Mayo Clinic announces first facial transplant surgery

Man receives face transplant 10 years after suicide attempt

ROCHESTER, Minn. - For the past 10 years, 32-year-old Andy Sandness has been faced with the worst mistake he's ever made.

He was 21, battling depression and so he decided to shoot himself in the face. He says he immediately regretted it. 

"I was stupid. I made the wrong choice and I’m paying for it for the rest of my life.”

A decade later, the eastern Wyoming man got a second chance at a new life. 

"I’m here, a little excited, happy. A little nervous,” he told the Mayo Clinic’s videographer right before the surgery.

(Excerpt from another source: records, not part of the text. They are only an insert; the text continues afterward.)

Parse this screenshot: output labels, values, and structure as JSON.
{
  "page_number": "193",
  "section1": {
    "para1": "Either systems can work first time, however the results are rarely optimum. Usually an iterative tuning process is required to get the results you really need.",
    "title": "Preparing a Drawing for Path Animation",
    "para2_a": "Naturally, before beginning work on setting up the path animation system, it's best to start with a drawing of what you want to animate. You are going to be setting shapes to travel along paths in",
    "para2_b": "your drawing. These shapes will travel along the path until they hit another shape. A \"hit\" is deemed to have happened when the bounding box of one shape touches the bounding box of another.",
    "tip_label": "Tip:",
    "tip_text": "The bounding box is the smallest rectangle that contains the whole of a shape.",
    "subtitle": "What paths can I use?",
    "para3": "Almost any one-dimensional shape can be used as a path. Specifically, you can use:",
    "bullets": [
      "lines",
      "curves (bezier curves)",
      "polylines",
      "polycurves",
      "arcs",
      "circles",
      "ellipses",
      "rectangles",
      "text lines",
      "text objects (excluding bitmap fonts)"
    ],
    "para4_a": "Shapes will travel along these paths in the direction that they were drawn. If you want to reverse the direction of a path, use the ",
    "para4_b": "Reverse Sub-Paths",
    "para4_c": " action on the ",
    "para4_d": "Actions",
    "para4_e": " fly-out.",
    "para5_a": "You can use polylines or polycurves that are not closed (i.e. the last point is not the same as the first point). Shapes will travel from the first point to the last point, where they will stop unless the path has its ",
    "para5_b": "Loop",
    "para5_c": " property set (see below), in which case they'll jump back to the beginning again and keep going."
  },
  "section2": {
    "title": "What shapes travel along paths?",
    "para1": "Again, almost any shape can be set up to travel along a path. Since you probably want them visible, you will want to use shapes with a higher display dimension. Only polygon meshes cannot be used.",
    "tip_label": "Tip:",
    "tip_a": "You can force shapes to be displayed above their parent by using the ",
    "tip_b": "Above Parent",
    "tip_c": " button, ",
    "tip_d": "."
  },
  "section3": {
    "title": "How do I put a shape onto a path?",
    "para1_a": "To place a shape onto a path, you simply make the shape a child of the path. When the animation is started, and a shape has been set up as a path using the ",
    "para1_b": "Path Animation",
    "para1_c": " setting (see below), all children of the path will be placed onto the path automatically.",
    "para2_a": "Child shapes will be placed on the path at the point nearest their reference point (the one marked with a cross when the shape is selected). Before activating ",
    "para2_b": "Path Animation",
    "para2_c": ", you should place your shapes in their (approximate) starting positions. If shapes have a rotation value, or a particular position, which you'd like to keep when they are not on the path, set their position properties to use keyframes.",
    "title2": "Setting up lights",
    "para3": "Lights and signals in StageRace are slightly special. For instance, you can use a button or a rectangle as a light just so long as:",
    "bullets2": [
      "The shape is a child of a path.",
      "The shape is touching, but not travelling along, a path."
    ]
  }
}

Ironically the man who would give him that chance tried to kill himself too but unlike Sandness, he died. Calen Ross, who lived in southern Minnesota, was a donor and his family agreed to the surgery.

So last summer, Mayo Clinic surgeons and nurses attempted the hospital's first facial transplant. It took more 50 hours, roughly 40 surgeons and nurses and more than three years of practice.

"50 Saturdays over the last three and half years just dedicated to being able to do this procedure well for Andrew,” Dr. Samir Mardini told KARE 11.

Mardini, the lead surgeon said the doctors had to connect the complicated facial nerves from the donor to the patient. And to guide them, they used 3-D technology to help them cut the exact angles, replacing almost everything below his eyes.

"So when we took the donor’s face with all the complex bones of the jaw, and put it on the recipient, it fit perfectly,” he said.

After the marathon surgery and unable to talk, Sandness scribbled a note to the doctors and nurses who were in the room when he saw his face for the first time.

"This far exceeds my expectations,” read Mardini who responded, “I can’t tell you how happy that makes us feel.”

Mardini still gets emotional thinking about it.

"It was a remarkable moment,” he said.

Several months later, Sandness is no longer hiding, but living learning how to talk with his new mouth and teeth. And grateful someone gave him another chance to smile.

"I’m just looking forward to getting out in the world and doing the things I missed out on. I missed out on a lot over the last 10 years,” he said.